What do trees do in the winter?

Logan Faller

Well they can't go south, they can't bundle up, and they can't go inside. So how do they adapt?

Winter is a time where food is hard to come by. Its cold, which drains energy and life, and despite there being snow, the humidity is lower allowing living things to dry out. Just like animals use various strategies to survive these harsh climates, so do plants.

How trees withstand the cold - leaves

Leaves act as a solar panel and a food factory for the tree. Any sunlight, water, or nutrients from the soil are aquired as food for the tree. Before winter, trees pull out as much of the remaining nutrients in their leaves, if they didn't, they'd be lost and wasted to the extreme cold of winter.

For evergreens (pine, spruce, fir, ect) they've developed long, thin leaves that we refer to as needles. There waxy, thick exterior allows them to act as an insulator and retains moisture and reduces damage from cold temperatures.

How trees withstand the cold - the wood

Imagine a tree as just a huge drinking straw; long, tall, and for the most part straight, and their goal is to get water and nutrients up and down their length. (from the roots to the leaves) There are two specialized cells beneath the bark that allow the tree to do this, the xylem and phloem.

The xylem moves water and dissolved nutrients up from the roots to the leaves. The phloem moves food that is produced by the leaves down to the stems, trunk, and roots.

The extreme cold can damage these cells, meaning the tree wouldn't be getting the nutrients it needs to get through winter. But luckily trees have adapated to the climates of the north and have built a "hardiness" that can withstand temperatures as low as -40 F, this process is called supercooling.

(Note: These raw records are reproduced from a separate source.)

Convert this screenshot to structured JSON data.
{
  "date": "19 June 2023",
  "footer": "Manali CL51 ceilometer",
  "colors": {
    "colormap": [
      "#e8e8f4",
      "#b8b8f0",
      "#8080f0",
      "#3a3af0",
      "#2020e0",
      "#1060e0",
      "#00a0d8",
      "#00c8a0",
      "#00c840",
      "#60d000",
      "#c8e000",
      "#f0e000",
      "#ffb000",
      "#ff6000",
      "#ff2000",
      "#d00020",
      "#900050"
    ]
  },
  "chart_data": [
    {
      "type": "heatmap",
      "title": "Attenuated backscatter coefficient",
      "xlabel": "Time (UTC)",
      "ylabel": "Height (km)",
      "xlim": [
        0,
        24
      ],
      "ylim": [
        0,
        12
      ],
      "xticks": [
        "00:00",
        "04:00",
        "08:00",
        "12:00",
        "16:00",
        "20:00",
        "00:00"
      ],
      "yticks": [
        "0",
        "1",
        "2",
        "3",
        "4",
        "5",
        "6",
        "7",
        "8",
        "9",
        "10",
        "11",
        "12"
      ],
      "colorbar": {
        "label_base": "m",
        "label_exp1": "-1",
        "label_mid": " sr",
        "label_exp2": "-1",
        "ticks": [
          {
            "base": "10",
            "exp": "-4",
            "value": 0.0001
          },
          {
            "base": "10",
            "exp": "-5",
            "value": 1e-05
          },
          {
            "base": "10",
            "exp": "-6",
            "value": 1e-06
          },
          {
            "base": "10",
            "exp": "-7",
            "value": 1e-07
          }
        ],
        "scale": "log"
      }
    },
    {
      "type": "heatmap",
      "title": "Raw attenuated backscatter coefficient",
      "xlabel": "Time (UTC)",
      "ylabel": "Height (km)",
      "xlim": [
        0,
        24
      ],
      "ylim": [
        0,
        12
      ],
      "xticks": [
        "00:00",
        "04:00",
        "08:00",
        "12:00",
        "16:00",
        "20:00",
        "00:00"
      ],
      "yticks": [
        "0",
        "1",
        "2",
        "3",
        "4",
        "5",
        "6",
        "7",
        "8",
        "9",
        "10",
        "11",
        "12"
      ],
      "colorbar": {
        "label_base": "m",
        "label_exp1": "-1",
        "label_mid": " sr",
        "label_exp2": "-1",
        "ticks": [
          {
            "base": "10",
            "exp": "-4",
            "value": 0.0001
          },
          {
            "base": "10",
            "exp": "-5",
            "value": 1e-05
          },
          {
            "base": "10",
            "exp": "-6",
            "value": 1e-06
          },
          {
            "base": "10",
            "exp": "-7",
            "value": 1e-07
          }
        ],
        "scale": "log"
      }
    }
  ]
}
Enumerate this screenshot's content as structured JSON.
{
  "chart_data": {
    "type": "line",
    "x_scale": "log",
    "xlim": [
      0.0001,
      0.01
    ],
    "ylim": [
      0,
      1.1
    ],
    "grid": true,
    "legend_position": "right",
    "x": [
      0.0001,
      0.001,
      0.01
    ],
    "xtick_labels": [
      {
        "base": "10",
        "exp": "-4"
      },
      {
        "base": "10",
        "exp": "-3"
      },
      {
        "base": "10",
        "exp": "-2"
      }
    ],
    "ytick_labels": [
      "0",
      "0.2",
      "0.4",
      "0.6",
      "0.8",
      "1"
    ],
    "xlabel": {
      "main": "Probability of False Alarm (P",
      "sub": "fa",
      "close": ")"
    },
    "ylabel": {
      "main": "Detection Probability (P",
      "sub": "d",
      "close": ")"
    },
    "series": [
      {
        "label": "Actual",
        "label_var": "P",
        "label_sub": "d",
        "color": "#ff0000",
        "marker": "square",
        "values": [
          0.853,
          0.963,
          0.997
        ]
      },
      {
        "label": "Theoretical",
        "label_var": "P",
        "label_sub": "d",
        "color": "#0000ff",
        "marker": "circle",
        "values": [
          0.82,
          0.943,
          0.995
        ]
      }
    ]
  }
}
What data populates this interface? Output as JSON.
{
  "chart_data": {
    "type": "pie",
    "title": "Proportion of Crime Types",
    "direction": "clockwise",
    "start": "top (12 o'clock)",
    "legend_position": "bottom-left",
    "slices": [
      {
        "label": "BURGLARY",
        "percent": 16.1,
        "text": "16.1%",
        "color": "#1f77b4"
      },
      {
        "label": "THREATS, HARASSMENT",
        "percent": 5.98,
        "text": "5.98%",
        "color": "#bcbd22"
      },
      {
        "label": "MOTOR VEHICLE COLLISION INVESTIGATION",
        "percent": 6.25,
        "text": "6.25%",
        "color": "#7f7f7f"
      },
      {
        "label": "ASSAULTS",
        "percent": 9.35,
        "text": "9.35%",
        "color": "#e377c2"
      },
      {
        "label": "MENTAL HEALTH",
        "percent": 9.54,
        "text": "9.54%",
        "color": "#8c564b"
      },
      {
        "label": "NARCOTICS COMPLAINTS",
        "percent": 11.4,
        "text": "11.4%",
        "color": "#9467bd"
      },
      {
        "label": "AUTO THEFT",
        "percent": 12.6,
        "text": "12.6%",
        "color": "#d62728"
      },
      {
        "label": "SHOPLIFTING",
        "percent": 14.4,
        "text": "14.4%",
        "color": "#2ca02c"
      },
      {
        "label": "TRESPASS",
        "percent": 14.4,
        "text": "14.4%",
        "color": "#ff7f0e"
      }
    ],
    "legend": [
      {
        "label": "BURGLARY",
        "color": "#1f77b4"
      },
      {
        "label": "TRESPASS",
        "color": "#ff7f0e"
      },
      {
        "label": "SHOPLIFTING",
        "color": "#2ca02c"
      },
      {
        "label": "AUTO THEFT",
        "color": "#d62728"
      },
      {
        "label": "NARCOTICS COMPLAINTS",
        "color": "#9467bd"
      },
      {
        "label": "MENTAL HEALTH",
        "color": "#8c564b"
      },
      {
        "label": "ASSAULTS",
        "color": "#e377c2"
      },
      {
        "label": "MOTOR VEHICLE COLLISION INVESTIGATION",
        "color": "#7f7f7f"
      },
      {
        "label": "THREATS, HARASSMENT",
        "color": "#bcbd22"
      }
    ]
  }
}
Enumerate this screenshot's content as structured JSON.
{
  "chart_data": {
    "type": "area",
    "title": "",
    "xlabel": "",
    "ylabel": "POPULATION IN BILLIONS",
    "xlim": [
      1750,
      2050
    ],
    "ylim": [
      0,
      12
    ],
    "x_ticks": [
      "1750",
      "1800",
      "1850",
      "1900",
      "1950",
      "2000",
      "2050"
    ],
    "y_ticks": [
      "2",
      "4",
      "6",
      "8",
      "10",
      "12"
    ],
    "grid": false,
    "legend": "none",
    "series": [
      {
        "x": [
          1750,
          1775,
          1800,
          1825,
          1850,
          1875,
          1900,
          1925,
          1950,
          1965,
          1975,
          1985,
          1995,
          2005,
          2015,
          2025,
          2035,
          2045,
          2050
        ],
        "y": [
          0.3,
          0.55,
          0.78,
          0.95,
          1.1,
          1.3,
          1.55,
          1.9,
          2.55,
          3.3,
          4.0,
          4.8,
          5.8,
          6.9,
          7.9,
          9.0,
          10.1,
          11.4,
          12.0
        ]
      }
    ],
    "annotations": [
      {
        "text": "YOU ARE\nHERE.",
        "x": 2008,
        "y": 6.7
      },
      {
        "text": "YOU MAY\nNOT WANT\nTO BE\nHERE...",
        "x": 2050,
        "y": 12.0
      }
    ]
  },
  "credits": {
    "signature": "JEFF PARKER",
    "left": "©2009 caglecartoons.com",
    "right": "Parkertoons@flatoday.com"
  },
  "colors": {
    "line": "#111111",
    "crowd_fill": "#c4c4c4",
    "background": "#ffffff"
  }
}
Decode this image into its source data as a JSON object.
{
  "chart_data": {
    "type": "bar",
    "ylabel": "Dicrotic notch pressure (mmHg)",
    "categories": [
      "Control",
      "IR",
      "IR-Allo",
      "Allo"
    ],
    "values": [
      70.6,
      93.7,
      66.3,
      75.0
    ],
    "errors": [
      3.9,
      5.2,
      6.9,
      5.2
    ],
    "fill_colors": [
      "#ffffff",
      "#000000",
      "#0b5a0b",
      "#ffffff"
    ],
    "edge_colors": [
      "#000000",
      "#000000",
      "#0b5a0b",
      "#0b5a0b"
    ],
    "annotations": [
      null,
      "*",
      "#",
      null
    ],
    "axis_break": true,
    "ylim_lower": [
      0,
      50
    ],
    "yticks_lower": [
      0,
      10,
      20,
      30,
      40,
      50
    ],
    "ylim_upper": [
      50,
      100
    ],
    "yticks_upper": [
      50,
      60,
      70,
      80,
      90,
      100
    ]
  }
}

Below -40 F however, even the water in the cells that are adapted for supercooling will freeze, resulting in death of that cell. That's why, on very cold nights, you can sometimes hear the wood crackling in certain trees. There are a select group of coniferous trees (those whose seeds come in cones) that are capable of withstanding these temperatures that include Jack Pine, Tamarack, both White and Black spruce, and Balsam Fir.

How trees withstand the snow


As if the harsh temperatures weren't enough, the tree's also have to deal with snow

Snow can be a heavy burden, quite literally, for trees in the winter. Especially when there are warmer temperatures and the snow becomes wetter. Deciduous trees adapt by dropping all of their leaves before winter so there is less area for the snow to accumulate on. Early snows in the fall often cause significant damage to trees that still have leave on their branches.